Pairing Flow Security

  1. QR contains: sessionId, ephemeral pubkey, signalingUrl, expires
  2. Devices perform ECDH to derive shared secret
  3. Verification words shown on both devices (MITM protection)
  4. User MUST confirm words match before LEK transfer
  5. Session expires after 5 minutes

Gotchas

  1. React, not Preact - Package.json shows react/react-dom. The doc diagrams may say Preact but code uses React.

  2. LEK extractability - LEK must be extractable: true during pairing transfer, but ephemeral/device keys should be non-extractable.

  3. Nostr keypair is deterministic - Same LEK always produces same Nostr keypair. This is intentional for cross-device identity.

  4. WebRTC password derivation - Always use deriveYjsPassword(lek), never pass LEK directly to y-webrtc.

  5. Yjs singleton - Use getYdocInstance() from useYjs hook. Never create new Y.Doc instances.

  6. UndoManager origin - Local bookmark ops must use LOCAL_ORIGIN constant for proper undo tracking.

  7. Nostr event validation - Events have strict validation (MAX_CONTENT_SIZE=100KB, timestamp bounds). See VALIDATION_ERRORS in nostr-sync.js.

  8. iOS Safari - ~50MB IndexedDB limit. Monitor with navigator.storage.estimate().

  9. Tailwind v4 - Uses CSS-based config (@config), not tailwind.config.js.

CRDT Merge Semantics

Field Strategy
tags Y.Array - add-wins set semantics
url Immutable after create
title, description, readLater Last-write-wins
createdAt Immutable
updatedAt Auto-updated on change

Files to Read First

  1. docs/nostr-sync-architecture.md - Explains hybrid sync system
  2. src/services/crypto.js - All crypto primitives
  3. src/services/nostr-crypto.js - Nostr-specific crypto (keypair derivation)
  4. src/services/nostr-sync.js - NostrSyncService class
  5. src/hooks/useYjs.js - Yjs document + providers setup
  6. src/services/bookmarks.js - Bookmark CRUD
  7. docs/security.md - Security architecture

Testing

npm test              # Run all tests
npm run test:security # Security-critical tests only
npm run test:coverage # With coverage report

Key test files:

  • src/services/nostr-sync.test.js - Sync logic
  • src/services/crypto.test.js - Crypto primitives
  • src/services/security-audit.test.js - Security invariants

After implementing any feature or fix, you MUST run npm run test:coverage and verify all coverage thresholds pass before committing. If coverage drops below thresholds, add tests for your new code until thresholds are met. IF you can't write meaningful tests to increase coverage, stop and ask me what to do.

Beads Workflow

Issue tracking via beads_viewer. Issues in .beads/.

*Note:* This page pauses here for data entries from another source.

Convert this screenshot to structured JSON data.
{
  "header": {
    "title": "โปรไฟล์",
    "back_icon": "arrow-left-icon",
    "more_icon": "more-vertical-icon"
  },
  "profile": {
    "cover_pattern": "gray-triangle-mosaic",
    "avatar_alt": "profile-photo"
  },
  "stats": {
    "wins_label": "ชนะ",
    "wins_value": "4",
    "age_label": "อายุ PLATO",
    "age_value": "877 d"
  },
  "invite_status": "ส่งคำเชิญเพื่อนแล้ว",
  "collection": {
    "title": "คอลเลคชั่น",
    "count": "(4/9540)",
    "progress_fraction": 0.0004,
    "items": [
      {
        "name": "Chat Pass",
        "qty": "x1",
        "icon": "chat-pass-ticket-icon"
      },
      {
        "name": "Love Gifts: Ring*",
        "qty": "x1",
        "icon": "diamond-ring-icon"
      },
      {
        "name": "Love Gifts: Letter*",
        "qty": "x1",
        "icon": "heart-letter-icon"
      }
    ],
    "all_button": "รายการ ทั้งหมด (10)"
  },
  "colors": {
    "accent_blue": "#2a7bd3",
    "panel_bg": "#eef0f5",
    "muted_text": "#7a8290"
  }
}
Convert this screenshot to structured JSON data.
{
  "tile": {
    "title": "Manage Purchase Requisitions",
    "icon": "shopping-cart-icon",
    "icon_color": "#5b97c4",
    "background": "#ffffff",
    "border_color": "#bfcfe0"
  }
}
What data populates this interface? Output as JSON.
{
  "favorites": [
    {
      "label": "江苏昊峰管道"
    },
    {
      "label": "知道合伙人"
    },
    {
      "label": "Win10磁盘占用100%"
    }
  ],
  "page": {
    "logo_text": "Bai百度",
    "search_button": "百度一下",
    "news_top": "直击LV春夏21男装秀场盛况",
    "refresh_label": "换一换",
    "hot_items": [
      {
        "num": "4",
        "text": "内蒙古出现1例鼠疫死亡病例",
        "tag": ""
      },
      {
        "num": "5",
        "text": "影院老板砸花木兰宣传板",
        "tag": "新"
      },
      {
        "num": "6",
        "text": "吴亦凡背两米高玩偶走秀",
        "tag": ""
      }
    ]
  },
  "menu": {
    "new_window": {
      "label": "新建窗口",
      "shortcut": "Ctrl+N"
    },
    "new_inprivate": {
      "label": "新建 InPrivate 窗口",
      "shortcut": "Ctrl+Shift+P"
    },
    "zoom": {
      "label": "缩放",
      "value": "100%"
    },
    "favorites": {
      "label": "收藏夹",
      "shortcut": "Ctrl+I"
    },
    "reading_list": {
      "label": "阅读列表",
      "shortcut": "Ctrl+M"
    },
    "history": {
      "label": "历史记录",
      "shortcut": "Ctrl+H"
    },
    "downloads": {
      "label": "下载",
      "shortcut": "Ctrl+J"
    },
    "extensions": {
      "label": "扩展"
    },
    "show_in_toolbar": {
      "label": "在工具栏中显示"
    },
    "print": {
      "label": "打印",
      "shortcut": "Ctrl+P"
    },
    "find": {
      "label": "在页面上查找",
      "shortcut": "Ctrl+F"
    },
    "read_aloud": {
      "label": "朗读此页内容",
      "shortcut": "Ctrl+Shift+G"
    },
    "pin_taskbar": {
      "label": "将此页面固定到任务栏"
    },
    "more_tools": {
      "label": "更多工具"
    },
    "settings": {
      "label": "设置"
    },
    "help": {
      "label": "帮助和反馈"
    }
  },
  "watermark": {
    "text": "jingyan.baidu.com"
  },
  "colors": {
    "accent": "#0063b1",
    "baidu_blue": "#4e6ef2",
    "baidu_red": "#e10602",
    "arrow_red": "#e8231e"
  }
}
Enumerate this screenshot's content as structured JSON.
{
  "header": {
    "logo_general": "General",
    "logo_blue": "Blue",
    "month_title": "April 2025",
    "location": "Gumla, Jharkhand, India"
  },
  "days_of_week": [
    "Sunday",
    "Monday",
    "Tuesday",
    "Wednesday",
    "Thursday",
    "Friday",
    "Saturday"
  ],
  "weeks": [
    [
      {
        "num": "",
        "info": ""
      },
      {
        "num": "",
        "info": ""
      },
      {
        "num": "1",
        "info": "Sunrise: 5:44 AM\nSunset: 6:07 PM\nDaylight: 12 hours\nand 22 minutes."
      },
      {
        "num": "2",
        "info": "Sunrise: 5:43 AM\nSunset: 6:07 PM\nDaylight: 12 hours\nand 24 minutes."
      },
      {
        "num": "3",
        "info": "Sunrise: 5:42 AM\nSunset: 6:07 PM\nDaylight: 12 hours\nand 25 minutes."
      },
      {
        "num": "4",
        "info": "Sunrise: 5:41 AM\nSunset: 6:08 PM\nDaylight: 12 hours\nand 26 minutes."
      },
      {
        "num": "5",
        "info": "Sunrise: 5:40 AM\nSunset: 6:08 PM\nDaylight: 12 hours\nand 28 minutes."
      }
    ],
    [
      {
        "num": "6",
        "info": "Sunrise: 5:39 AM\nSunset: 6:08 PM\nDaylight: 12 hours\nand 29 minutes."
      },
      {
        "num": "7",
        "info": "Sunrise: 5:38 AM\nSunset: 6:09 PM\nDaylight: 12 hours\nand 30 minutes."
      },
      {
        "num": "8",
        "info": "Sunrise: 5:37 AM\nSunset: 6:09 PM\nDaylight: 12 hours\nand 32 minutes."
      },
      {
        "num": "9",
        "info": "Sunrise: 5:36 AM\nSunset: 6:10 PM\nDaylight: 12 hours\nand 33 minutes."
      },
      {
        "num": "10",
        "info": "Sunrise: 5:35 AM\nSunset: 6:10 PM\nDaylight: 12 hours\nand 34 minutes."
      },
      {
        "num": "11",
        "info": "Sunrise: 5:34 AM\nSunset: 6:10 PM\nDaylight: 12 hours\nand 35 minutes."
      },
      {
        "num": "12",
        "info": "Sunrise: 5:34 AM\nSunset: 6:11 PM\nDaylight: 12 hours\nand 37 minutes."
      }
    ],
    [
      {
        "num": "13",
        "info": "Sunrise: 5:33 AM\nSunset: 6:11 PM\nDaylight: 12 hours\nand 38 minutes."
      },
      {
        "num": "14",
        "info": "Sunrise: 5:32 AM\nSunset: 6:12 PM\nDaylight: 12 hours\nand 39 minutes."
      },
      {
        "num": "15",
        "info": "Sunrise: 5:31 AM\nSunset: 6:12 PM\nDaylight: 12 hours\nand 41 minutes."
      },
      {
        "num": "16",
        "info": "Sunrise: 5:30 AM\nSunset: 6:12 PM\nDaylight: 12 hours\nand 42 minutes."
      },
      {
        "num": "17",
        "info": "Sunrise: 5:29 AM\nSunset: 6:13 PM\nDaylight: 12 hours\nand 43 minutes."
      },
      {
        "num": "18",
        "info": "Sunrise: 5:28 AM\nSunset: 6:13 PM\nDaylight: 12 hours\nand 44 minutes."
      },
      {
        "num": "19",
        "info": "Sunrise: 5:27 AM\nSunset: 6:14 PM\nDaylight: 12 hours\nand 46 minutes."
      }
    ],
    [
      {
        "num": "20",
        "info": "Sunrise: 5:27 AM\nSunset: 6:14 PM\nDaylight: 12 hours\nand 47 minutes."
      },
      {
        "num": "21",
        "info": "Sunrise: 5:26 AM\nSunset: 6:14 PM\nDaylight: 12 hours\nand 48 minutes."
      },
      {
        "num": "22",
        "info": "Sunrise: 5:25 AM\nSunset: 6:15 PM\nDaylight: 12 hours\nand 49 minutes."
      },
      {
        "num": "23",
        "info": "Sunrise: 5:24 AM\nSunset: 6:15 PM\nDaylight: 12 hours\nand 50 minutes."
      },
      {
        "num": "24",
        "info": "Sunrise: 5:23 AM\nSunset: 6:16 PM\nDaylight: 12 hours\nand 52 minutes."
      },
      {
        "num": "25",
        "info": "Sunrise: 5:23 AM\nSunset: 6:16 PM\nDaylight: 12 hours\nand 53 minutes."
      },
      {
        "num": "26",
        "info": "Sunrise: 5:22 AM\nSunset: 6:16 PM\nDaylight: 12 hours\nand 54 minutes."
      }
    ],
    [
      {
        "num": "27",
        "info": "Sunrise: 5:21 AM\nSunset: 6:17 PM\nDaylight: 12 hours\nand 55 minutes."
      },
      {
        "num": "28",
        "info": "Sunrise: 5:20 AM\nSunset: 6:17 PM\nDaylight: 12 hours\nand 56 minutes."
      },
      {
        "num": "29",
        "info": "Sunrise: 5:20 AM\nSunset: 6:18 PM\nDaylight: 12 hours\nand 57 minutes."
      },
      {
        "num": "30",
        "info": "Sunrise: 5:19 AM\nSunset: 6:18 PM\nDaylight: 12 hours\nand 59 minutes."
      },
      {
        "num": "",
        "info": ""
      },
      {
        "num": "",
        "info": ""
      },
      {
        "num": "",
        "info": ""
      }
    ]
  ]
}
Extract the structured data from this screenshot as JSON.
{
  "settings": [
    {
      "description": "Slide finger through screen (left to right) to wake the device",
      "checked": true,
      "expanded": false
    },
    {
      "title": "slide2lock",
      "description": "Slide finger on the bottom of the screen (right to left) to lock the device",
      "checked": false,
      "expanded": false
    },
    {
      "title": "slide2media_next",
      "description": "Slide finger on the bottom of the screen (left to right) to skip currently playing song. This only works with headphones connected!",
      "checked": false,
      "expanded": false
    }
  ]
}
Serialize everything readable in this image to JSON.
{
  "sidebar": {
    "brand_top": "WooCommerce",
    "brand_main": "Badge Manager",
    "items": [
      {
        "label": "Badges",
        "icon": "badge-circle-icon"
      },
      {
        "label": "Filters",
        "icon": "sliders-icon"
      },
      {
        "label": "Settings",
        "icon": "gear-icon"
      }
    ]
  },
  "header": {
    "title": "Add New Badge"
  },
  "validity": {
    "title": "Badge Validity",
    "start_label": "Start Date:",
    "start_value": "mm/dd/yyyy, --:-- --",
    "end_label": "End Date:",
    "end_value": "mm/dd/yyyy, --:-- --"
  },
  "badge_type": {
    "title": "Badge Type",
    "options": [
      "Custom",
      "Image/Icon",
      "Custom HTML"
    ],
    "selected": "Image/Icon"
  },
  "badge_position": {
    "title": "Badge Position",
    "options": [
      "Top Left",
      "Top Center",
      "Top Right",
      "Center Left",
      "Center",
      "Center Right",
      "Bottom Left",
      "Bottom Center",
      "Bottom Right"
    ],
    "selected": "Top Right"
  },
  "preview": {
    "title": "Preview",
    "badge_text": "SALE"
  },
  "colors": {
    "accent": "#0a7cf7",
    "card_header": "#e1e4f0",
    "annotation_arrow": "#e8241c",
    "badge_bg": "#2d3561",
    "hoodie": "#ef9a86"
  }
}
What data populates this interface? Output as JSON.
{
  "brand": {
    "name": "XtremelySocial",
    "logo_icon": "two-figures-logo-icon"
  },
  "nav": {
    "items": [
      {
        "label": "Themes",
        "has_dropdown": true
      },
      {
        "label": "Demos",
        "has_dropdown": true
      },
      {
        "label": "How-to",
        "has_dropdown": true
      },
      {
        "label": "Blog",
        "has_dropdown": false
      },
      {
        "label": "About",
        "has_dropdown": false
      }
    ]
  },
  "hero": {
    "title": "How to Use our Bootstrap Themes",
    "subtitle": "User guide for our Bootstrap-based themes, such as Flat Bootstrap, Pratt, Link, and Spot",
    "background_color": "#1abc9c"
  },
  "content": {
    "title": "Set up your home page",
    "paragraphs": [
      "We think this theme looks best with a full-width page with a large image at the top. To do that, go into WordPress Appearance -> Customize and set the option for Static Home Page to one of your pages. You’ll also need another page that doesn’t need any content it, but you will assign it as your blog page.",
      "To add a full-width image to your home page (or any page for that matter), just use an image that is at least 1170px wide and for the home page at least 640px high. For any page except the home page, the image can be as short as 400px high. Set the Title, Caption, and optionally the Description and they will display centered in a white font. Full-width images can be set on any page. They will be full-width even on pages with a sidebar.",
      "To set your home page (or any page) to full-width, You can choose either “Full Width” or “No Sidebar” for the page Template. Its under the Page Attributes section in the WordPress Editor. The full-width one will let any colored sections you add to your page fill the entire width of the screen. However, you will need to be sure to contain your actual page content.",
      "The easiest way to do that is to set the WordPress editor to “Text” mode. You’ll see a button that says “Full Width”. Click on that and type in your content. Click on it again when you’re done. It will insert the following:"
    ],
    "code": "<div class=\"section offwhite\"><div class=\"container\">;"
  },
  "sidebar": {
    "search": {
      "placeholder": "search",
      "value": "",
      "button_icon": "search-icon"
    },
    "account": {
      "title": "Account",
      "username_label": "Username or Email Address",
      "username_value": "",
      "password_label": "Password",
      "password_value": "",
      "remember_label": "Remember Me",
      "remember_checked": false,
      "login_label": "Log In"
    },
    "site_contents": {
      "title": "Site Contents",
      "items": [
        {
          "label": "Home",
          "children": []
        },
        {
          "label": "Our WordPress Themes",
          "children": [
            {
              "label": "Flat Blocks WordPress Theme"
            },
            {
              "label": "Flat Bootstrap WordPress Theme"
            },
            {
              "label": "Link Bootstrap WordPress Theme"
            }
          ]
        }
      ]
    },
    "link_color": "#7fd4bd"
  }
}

bd ready                # Find unblocked work
bd show <id>            # Issue details
bd update <id> --status=in_progress
bd close <id>           # Mark complete
bd sync                 # Commit beads changes

Priority: P0=critical, P1=high, P2=medium, P3=low, P4=backlog

Session Completion (MANDATORY)

Work is NOT complete until git push succeeds.

# Before ending session:
npm test                 # If code changed
bd sync                  # Commit beads
git add . && git commit -m "..."
git pull --rebase && git push

Never stop before pushing. Never say "ready to push when you are" - YOU must push.